A Phase I Study of LP-108 in Patients With Relapsed or Refractory B-cell Lymphoma

Per 2017 revised WHO lymphoma classification criteria, subject must have either:

• (Arm A) Diagnosed with relapsed or refractory CLL and require treatment in the opinion of the Investigator.
• (Arm B) Diagnosed with relapsed or refractory non-Hodgkin's lymphoma associated with B-cell proliferation (such as SLL \ MCL \ FL \ MZL \ DLBCL \ WM, etc.) in need of treatment.

Subject has an Eastern Cooperative Oncology Group (ECOG) performance score less than or equal to 1.

Subject must have adequate bone marrow function independent of growth factor support per local laboratory reference range at Screening.

Subject must have adequate coagulation, renal, and hepatic function, per local laboratory reference range at Screening.

All acute toxicity from previous anti-tumor treatment or surgery has been alleviated to NCI CTCAE 5.0 ≤ Grade 1.

All enrolled patients should take medically approved contraceptives during the entire treatment period and within 90 days after the end of treatment.

Subjects must be willing to provide valid diagnostic evidence or accept bone marrow biopsy before treatment and accept bone marrow biopsy after treatment start.

Patients with NHL who have undergone autologous stem cell transplantation must complete the transplantation operation for more than 6 months when enrolled, and have sufficient bone marrow function without relying on growth factor stimulation.

Volunteer and sign informed consent, willing to follow trial protocol.

According to the 2017 revised WHO Lymphoma Classification Criteria, patients diagnosed with the following diseases: Burkitt lymphoma or Burkitt-like lymphoma, lymphoblastic lymphoma/leukemia, and post-transplant lymphoproliferative disease(PTLD) .

Previously received other BCL-2 protein family inhibitors.

CLL subject has undergone an allogeneic or autologous stem cell transplant or NHL subject has undergone an allogeneic stem cell transplant.

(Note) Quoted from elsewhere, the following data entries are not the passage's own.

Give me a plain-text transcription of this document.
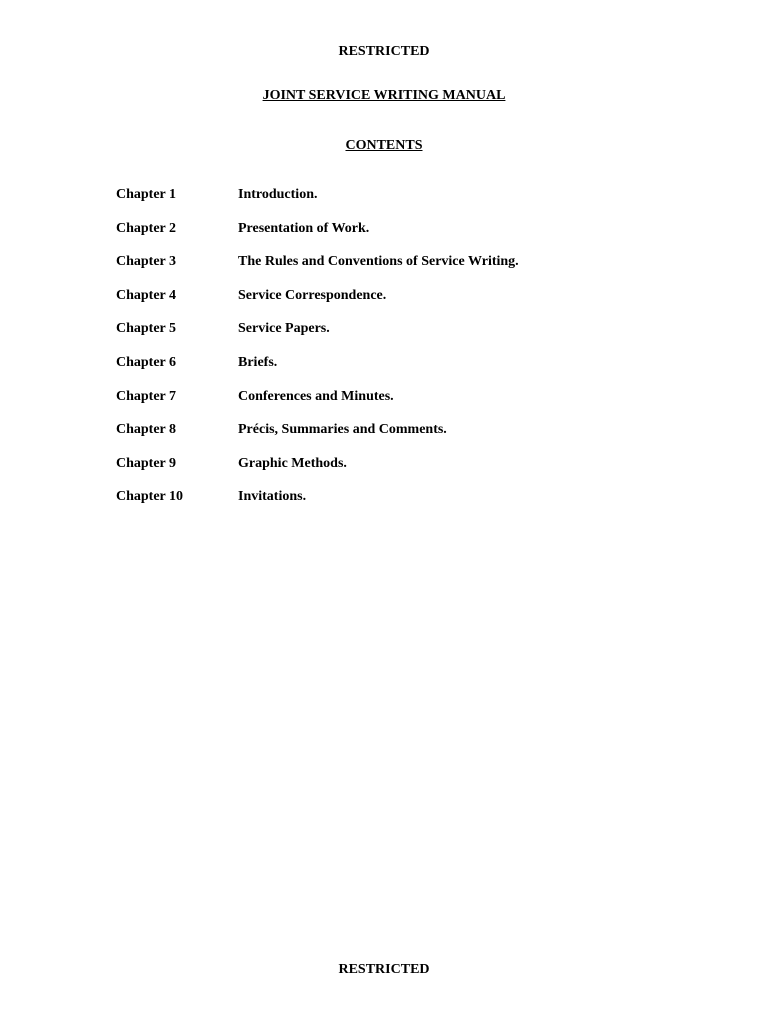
RESTRICTED
JOINT SERVICE WRITING MANUAL
CONTENTS
Chapter 1	Introduction.
Chapter 2	Presentation of Work.
Chapter 3	The Rules and Conventions of Service Writing.
Chapter 4	Service Correspondence.
Chapter 5	Service Papers.
Chapter 6	Briefs.
Chapter 7	Conferences and Minutes.
Chapter 8	Précis, Summaries and Comments.
Chapter 9	Graphic Methods.
Chapter 10	Invitations.
RESTRICTED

Subjects who have received the following treatments within 4 weeks or 5 half-lives before the first dose of LP-108:

• Antitumor therapies including myelosuppressive chemotherapy, targeted therapy, biological therapy and / or immunotherapy;
• Any investigational treatment;
• Patients who have undergone major surgery, severe trauma or radiotherapy.

Subjects who have received the following treatments within 2 weeks before the first dose of LP-108:

• Steroids or traditional herbal medicine for antitumor purposes;
• Strong and moderate CYP3A4/5 inhibitors and inducers, P-gp inhibitors and CYP2C8 sensitive substrates;
• All drugs that may cause QTc interval prolongation or torsional tachycardia.

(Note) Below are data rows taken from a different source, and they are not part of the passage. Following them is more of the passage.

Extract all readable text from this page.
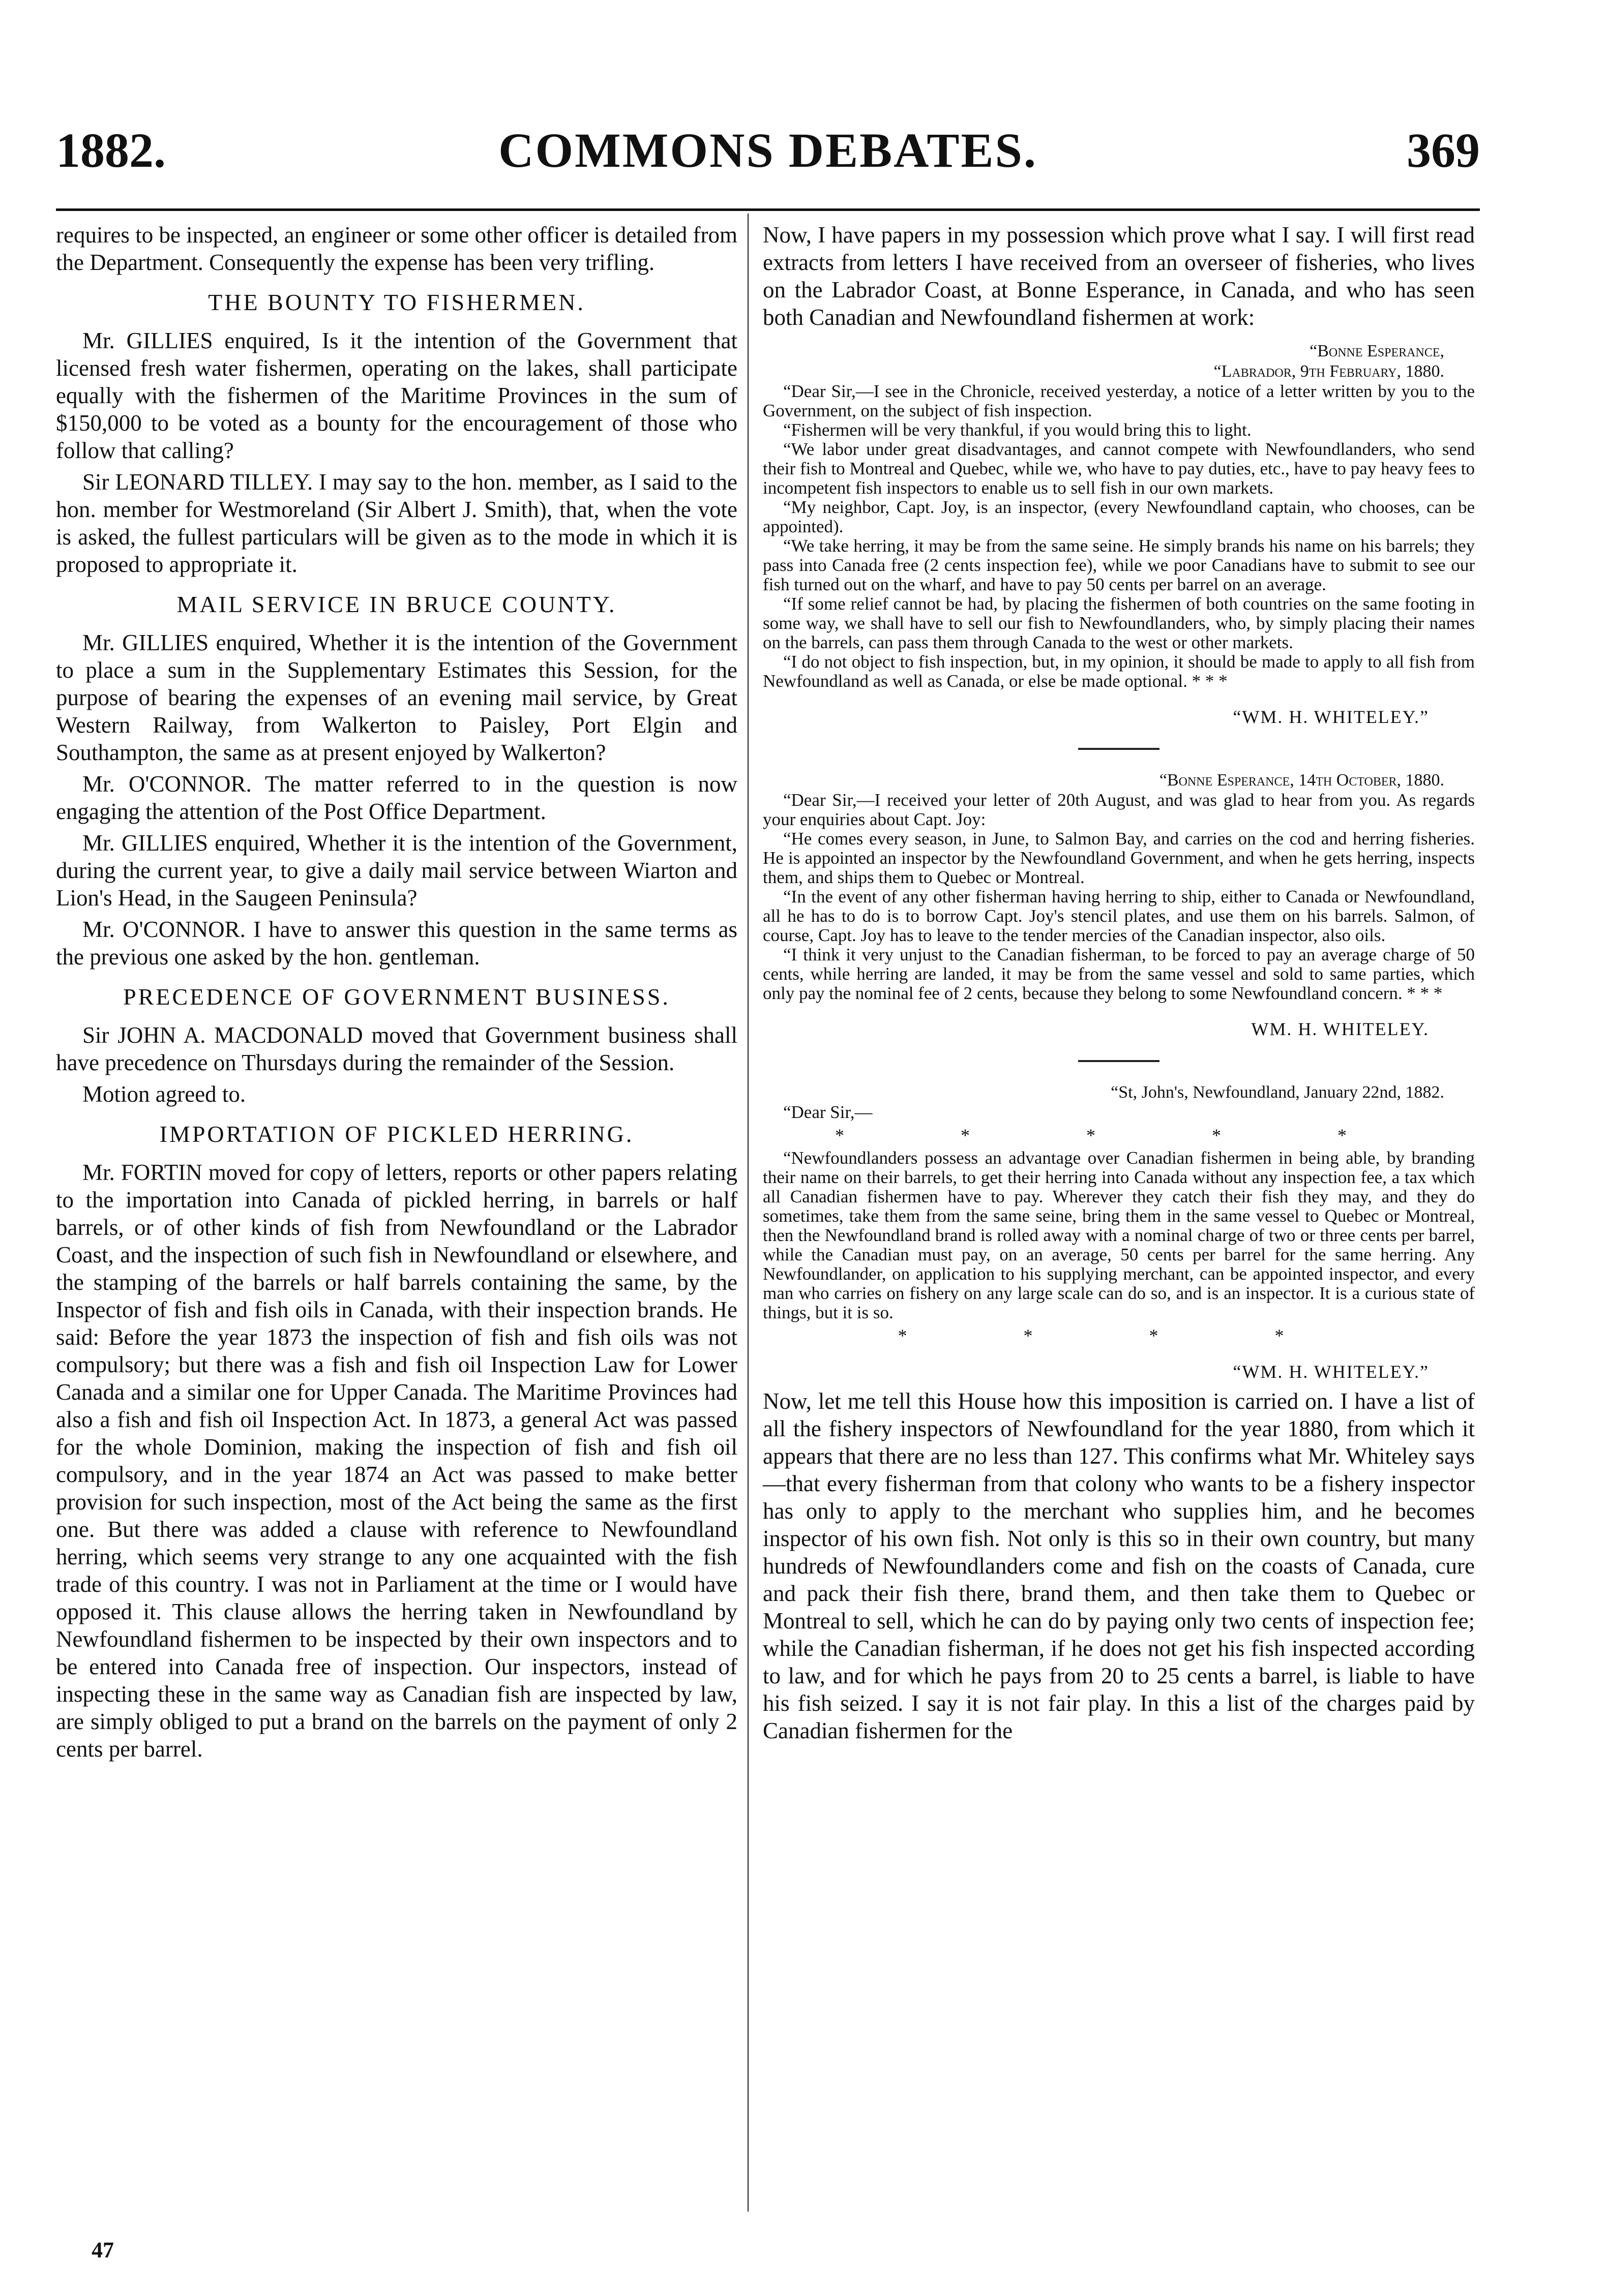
1882.	COMMONS DEBATES.	369

requires to be inspected, an engineer or some other officer is detailed from the Department. Consequently the expense has been very trifling.

THE BOUNTY TO FISHERMEN.

Mr. GILLIES enquired, Is it the intention of the Government that licensed fresh water fishermen, operating on the lakes, shall participate equally with the fishermen of the Maritime Provinces in the sum of $150,000 to be voted as a bounty for the encouragement of those who follow that calling?

Sir LEONARD TILLEY. I may say to the hon. member, as I said to the hon. member for Westmoreland (Sir Albert J. Smith), that, when the vote is asked, the fullest particulars will be given as to the mode in which it is proposed to appropriate it.

MAIL SERVICE IN BRUCE COUNTY.

Mr. GILLIES enquired, Whether it is the intention of the Government to place a sum in the Supplementary Estimates this Session, for the purpose of bearing the expenses of an evening mail service, by Great Western Railway, from Walkerton to Paisley, Port Elgin and Southampton, the same as at present enjoyed by Walkerton?

Mr. O'CONNOR. The matter referred to in the question is now engaging the attention of the Post Office Department.

Mr. GILLIES enquired, Whether it is the intention of the Government, during the current year, to give a daily mail service between Wiarton and Lion's Head, in the Saugeen Peninsula?

Mr. O'CONNOR. I have to answer this question in the same terms as the previous one asked by the hon. gentleman.

PRECEDENCE OF GOVERNMENT BUSINESS.

Sir JOHN A. MACDONALD moved that Government business shall have precedence on Thursdays during the remainder of the Session.

Motion agreed to.

IMPORTATION OF PICKLED HERRING.

Mr. FORTIN moved for copy of letters, reports or other papers relating to the importation into Canada of pickled herring, in barrels or half barrels, or of other kinds of fish from Newfoundland or the Labrador Coast, and the inspection of such fish in Newfoundland or elsewhere, and the stamping of the barrels or half barrels containing the same, by the Inspector of fish and fish oils in Canada, with their inspection brands. He said: Before the year 1873 the inspection of fish and fish oils was not compulsory; but there was a fish and fish oil Inspection Law for Lower Canada and a similar one for Upper Canada. The Maritime Provinces had also a fish and fish oil Inspection Act. In 1873, a general Act was passed for the whole Dominion, making the inspection of fish and fish oil compulsory, and in the year 1874 an Act was passed to make better provision for such inspection, most of the Act being the same as the first one. But there was added a clause with reference to Newfoundland herring, which seems very strange to any one acquainted with the fish trade of this country. I was not in Parliament at the time or I would have opposed it. This clause allows the herring taken in Newfoundland by Newfoundland fishermen to be inspected by their own inspectors and to be entered into Canada free of inspection. Our inspectors, instead of inspecting these in the same way as Canadian fish are inspected by law, are simply obliged to put a brand on the barrels on the payment of only 2 cents per barrel.

Now, I have papers in my possession which prove what I say. I will first read extracts from letters I have received from an overseer of fisheries, who lives on the Labrador Coast, at Bonne Esperance, in Canada, and who has seen both Canadian and Newfoundland fishermen at work:

“Bonne Esperance,
“Labrador, 9th February, 1880.

“Dear Sir,—I see in the Chronicle, received yesterday, a notice of a letter written by you to the Government, on the subject of fish inspection.

“Fishermen will be very thankful, if you would bring this to light.

“We labor under great disadvantages, and cannot compete with Newfoundlanders, who send their fish to Montreal and Quebec, while we, who have to pay duties, etc., have to pay heavy fees to incompetent fish inspectors to enable us to sell fish in our own markets.

“My neighbor, Capt. Joy, is an inspector, (every Newfoundland captain, who chooses, can be appointed).

“We take herring, it may be from the same seine. He simply brands his name on his barrels; they pass into Canada free (2 cents inspection fee), while we poor Canadians have to submit to see our fish turned out on the wharf, and have to pay 50 cents per barrel on an average.

“If some relief cannot be had, by placing the fishermen of both countries on the same footing in some way, we shall have to sell our fish to Newfoundlanders, who, by simply placing their names on the barrels, can pass them through Canada to the west or other markets.

“I do not object to fish inspection, but, in my opinion, it should be made to apply to all fish from Newfoundland as well as Canada, or else be made optional. * * *

“WM. H. WHITELEY.”
“Bonne Esperance, 14th October, 1880.

“Dear Sir,—I received your letter of 20th August, and was glad to hear from you. As regards your enquiries about Capt. Joy:

“He comes every season, in June, to Salmon Bay, and carries on the cod and herring fisheries. He is appointed an inspector by the Newfoundland Government, and when he gets herring, inspects them, and ships them to Quebec or Montreal.

“In the event of any other fisherman having herring to ship, either to Canada or Newfoundland, all he has to do is to borrow Capt. Joy's stencil plates, and use them on his barrels. Salmon, of course, Capt. Joy has to leave to the tender mercies of the Canadian inspector, also oils.

“I think it very unjust to the Canadian fisherman, to be forced to pay an average charge of 50 cents, while herring are landed, it may be from the same vessel and sold to same parties, which only pay the nominal fee of 2 cents, because they belong to some Newfoundland concern. * * *

WM. H. WHITELEY.
“St, John's, Newfoundland, January 22nd, 1882.

“Dear Sir,—

* * * * *

“Newfoundlanders possess an advantage over Canadian fishermen in being able, by branding their name on their barrels, to get their herring into Canada without any inspection fee, a tax which all Canadian fishermen have to pay. Wherever they catch their fish they may, and they do sometimes, take them from the same seine, bring them in the same vessel to Quebec or Montreal, then the Newfoundland brand is rolled away with a nominal charge of two or three cents per barrel, while the Canadian must pay, on an average, 50 cents per barrel for the same herring. Any Newfoundlander, on application to his supplying merchant, can be appointed inspector, and every man who carries on fishery on any large scale can do so, and is an inspector. It is a curious state of things, but it is so.

* * * *
“WM. H. WHITELEY.”

Now, let me tell this House how this imposition is carried on. I have a list of all the fishery inspectors of Newfoundland for the year 1880, from which it appears that there are no less than 127. This confirms what Mr. Whiteley says—that every fisherman from that colony who wants to be a fishery inspector has only to apply to the merchant who supplies him, and he becomes inspector of his own fish. Not only is this so in their own country, but many hundreds of Newfoundlanders come and fish on the coasts of Canada, cure and pack their fish there, brand them, and then take them to Quebec or Montreal to sell, which he can do by paying only two cents of inspection fee; while the Canadian fisherman, if he does not get his fish inspected according to law, and for which he pays from 20 to 25 cents a barrel, is liable to have his fish seized. I say it is not fair play. In this a list of the charges paid by Canadian fishermen for the

47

Have had malignancies other than the indications targeted in this study in the past three years, except for basal cell carcinoma of the skin and cervical carcinoma in situ treated radically.

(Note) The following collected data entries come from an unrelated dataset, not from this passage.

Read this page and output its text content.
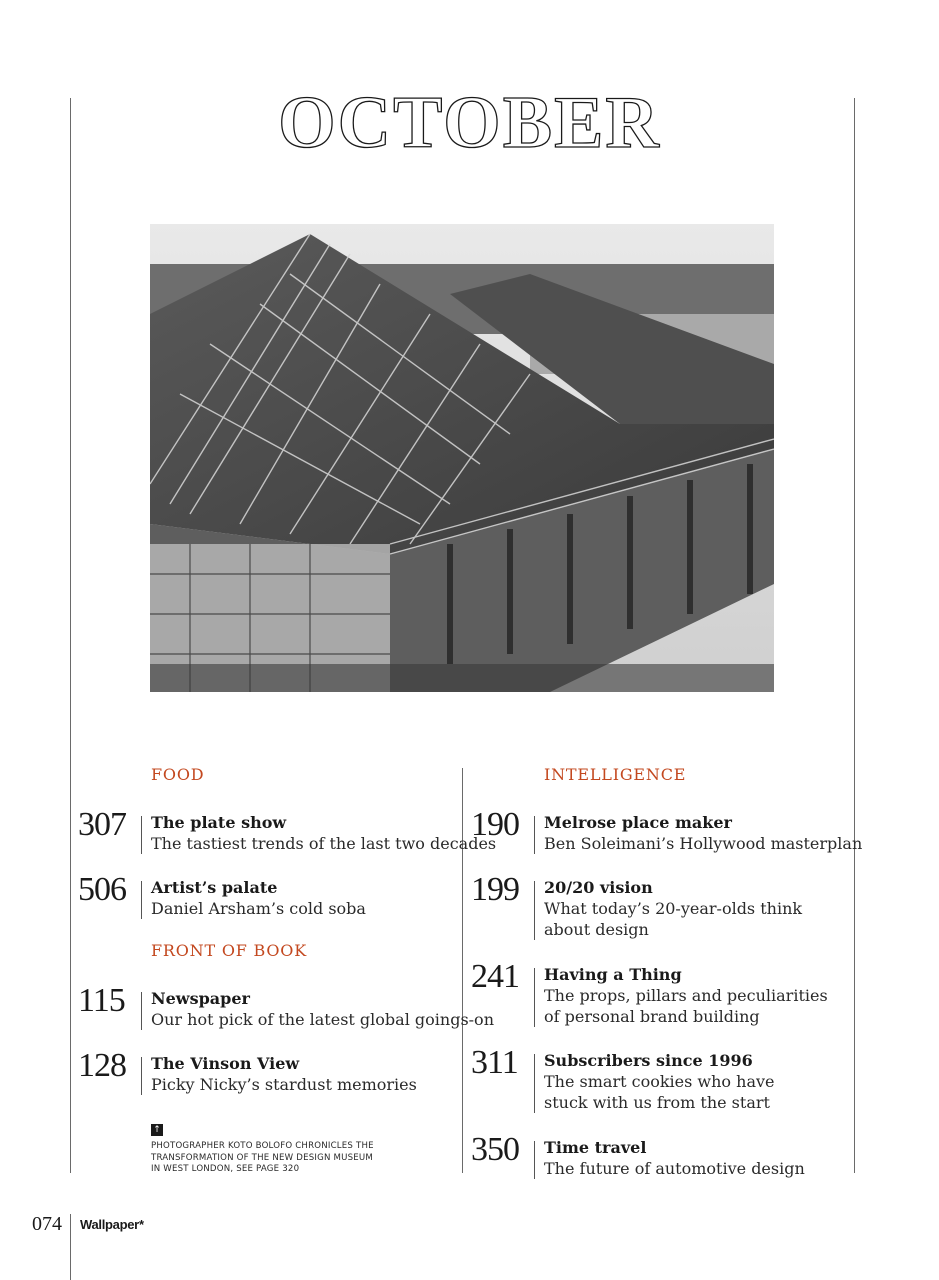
OCTOBER
FOOD
307 The plate show
The tastiest trends of the last two decades
506 Artist’s palate
Daniel Arsham’s cold soba
FRONT OF BOOK
115 Newspaper
Our hot pick of the latest global goings-on
128 The Vinson View
Picky Nicky’s stardust memories
↑
PHOTOGRAPHER KOTO BOLOFO CHRONICLES THE
TRANSFORMATION OF THE NEW DESIGN MUSEUM
IN WEST LONDON, SEE PAGE 320
INTELLIGENCE
190 Melrose place maker
Ben Soleimani’s Hollywood masterplan
199 20/20 vision
What today’s 20-year-olds think
about design
241 Having a Thing
The props, pillars and peculiarities
of personal brand building
311 Subscribers since 1996
The smart cookies who have
stuck with us from the start
350 Time travel
The future of automotive design
074 Wallpaper*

Any serious and / or uncontrolled systemic disease.

Poor cardiovascular function, in line with New York Heart Association (NYHA) cardiac function classification ≥ 2 or QTcF greater than 480ms on ≥ 3 independent ECG.

Disease states where clinical manifestations may be difficult to control, including

• HIV, HBV, HCV, syphilis positive or active bacterial and fungal infections;
• Disease affects the central nervous system with obvious symptoms;
• Autoimmune hemolytic anemia or Idiopathic thrombocytopenic purpura.

Any gastrointestinal conditions that may severely affect the study drug absorption or pharmacokinetic parameters.

Patients who were unable to discontinue taking CYP2C8 substrate repaglinide to control type 2 diabetes during the study.

Subjects who cannot tolerate urine collection, venipuncture, lymph node biopsy, and bone marrow aspiration.